The number of particles produced in the collision of lead ions is still a hotly debated detail. “It turns out if you ask our community of theorists how many particles should come out, the answers vary by a factor of two to three,” says Peter. “For the proton-proton program, people were arguing over 20 per cent differences. For heavy ions though – all bets are off.”

The problem is complicated by having to consider the fact that nucleons undergo more than one collision amongst the crowd of nucleons as they pass through the oncoming nucleus. And when they do, do they have the same chance of producing jets or mini-jets each time? “That's the kind of hypothesis that will be tested,” Peter assures. “Within a few hours, we'll have enough data to actually know.”

How this 'multiplicity' depends on energy will likely be the first big result coming out of the programme. Following that, probing the bulk features – viscosity, temperature, density – of the now-infamous QGP medium is on the agenda. Studies from RHIC show that it reaches thermal equilibrium quickly. “So it very quickly turns from individual particles into a collective state of matter,” explains Peter.

In this state, in which the constituent particles are strongly coupled, the system behaves like a tiny drop of liquid, in the sense that it expands geometrically in a way related to its original shape. “How the system responds to changing the shape is actually described by hydrodynamics, which seems surprising because hydrodynamics is not a theory of particles per se,” Peter considers. “So we care about things like the systematic changes induced as we change the geometry of the collision … and we're very interested in characterising this ultra-dense matter with a variety of tools.”

Measurements of photons, muons, and electrons – particles able to pass right through the QGP matter – will help to build a picture of what is going on inside it as it evolves. Jet properties and rates will be another early focus, after RHIC noted dramatic jet suppression related to the curious matter:

“When we counted [the jets], there were far too few,” Peter reports. “We still don't know exactly why just yet, because RHIC doesn't have large-acceptance detectors like ATLAS. We don't know if jets are essentially not created as often or if somehow, as they go through [the QGP matter], they're broadening or being modified so much that the energy which would go straight ahead is being spread out and dispersed, leading you to reconstruct fewer of them.”
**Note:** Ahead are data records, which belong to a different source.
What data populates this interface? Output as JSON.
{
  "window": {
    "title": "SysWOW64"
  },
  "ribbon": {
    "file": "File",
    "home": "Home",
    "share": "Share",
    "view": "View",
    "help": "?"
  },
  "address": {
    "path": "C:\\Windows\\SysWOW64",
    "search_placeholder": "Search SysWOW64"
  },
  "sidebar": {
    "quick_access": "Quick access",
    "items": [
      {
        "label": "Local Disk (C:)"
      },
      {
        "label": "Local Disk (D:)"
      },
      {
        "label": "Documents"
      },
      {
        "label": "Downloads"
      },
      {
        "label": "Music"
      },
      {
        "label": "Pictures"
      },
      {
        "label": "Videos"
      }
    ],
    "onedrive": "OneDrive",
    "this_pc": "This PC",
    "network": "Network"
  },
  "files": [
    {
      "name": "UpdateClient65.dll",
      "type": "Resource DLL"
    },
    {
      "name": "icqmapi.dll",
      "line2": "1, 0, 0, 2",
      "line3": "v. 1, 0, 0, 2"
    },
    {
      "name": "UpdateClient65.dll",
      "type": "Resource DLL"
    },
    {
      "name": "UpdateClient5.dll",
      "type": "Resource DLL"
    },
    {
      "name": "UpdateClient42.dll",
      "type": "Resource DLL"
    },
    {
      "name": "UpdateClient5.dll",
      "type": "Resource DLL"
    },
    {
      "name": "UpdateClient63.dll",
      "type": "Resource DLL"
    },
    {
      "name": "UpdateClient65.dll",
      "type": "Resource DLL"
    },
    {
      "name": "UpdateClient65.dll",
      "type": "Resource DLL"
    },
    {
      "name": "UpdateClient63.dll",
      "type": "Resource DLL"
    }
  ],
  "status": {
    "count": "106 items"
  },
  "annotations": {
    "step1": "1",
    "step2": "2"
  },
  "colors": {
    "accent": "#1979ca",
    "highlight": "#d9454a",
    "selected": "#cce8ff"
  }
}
Information from the ATLAS calorimeters and inner detector will be used to investigate how the shape of the overlapping region between a pair of colliding ions affects the overall shape of the energy flow through ATLAS. The calorimeters will be run in much the same way as for proton-proton collisions, but the tracking required tuning to bring down the level of fake tracks caused by the abundance of hits.

“It's definitely a challenge,” Peter smiles. After the ATLAS tracking group helped them put a tracking package together, the Heavy Ion group “had several people for several months changing nearly every parameter to try to understand whether or not there was any way to eke out a better and better performance” out of it. “What's pretty amazing is that after months of work, we arrived back to just about where we started,” Peter says.

Although there is an order of magnitude between the heavy ion collision energies seen at RHIC and those which will soon be seen at the LHC, the two programmes are likely to run side by side for years, exploring different properties of the same matter.

“The really interesting thing is that we don't know yet what the difference between RHIC and the LHC is going to be,” says Peter. “We know that [at the LHC] the energy is higher, we know that the multiplicity will be higher. But we don't know yet if essentially we'll be in the same regime of quantum chromodynamics, or a in another regime altogether – one which may well be weakly coupled after all.”